Kerns argued the increased scrutiny could be discouraging to potential candidates for other boards and seats.

French argues the Spokane Regional Board of Health is a community board, not a medical one, and said commissioners followed the law. He pointed to other healthcare leadership structures in the Inland Northwest, such as Providence and MultiCares’ boards of directors, saying only a few medical doctors are members.

“There are those in the community and local media, that are accusing the commissioners of trying to manipulate the board, and remove medical professionals from it,” French said. “This assertion is simply not supported by the facts. In the last 50 years, the only medical professionals serving on the BOH were appointments from commissioner Kerns and myself, even though we are not required to do so.”

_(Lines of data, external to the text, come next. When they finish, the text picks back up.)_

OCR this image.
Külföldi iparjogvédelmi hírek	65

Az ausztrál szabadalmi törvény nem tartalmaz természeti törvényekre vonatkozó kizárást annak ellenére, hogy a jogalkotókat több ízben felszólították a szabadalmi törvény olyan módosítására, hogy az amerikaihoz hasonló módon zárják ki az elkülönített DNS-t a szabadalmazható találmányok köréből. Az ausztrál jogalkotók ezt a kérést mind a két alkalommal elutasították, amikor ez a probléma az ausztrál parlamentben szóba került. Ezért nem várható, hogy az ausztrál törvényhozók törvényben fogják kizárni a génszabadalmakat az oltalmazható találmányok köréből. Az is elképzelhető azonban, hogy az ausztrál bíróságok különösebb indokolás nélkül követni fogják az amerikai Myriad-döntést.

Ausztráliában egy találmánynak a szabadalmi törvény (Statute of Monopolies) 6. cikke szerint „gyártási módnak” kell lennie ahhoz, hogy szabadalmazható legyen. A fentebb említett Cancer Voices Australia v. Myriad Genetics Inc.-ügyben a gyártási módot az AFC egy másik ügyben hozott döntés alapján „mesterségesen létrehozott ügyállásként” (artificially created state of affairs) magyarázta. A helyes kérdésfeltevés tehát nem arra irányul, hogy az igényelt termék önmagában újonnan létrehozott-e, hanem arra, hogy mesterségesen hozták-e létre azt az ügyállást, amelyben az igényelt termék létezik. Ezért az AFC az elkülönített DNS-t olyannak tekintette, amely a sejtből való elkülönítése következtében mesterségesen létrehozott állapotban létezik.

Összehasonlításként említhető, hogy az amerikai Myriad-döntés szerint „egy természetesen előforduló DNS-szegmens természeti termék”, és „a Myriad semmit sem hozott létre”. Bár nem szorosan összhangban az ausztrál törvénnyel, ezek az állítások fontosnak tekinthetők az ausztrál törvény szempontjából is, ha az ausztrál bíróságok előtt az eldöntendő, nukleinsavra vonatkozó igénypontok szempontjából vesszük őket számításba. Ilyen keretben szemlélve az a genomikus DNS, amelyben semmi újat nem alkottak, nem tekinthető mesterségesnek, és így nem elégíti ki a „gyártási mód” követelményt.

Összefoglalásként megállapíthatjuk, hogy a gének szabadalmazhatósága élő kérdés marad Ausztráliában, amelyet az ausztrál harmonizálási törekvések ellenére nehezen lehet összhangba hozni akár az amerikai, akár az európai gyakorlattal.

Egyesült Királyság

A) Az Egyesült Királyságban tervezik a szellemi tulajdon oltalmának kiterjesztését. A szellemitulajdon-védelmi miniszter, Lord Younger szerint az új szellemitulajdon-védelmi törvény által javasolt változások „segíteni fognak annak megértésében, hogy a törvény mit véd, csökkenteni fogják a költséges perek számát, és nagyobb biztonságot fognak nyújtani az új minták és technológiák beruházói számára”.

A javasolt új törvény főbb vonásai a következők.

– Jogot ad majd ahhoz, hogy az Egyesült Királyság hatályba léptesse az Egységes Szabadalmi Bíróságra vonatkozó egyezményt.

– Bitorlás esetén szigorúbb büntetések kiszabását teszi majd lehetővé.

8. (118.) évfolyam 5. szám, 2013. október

Riccelli says the commissioners followed the letter, but not the spirit of the law.

“I had hoped that our county commissioners would be able to loosen their grip on power and allow more expert and diverse perspective, and put our public health first, but unfortunately, once again they've chosen to consolidate power and spurn expertise,” Riccelli said. “I hope they reconsider and take a different course of action that will put people first and at the very least, they are making our lack of concern for the overall health of our community clear."

Riccelli says he is looking forward to a not-yet-appointed member to represent Native American communities, and says he anticipates more changes once new county commissioners are elected later this year. A new state law, also sponsored by Riccelli, forced the county commission to draw new district boundaries and expand to five members.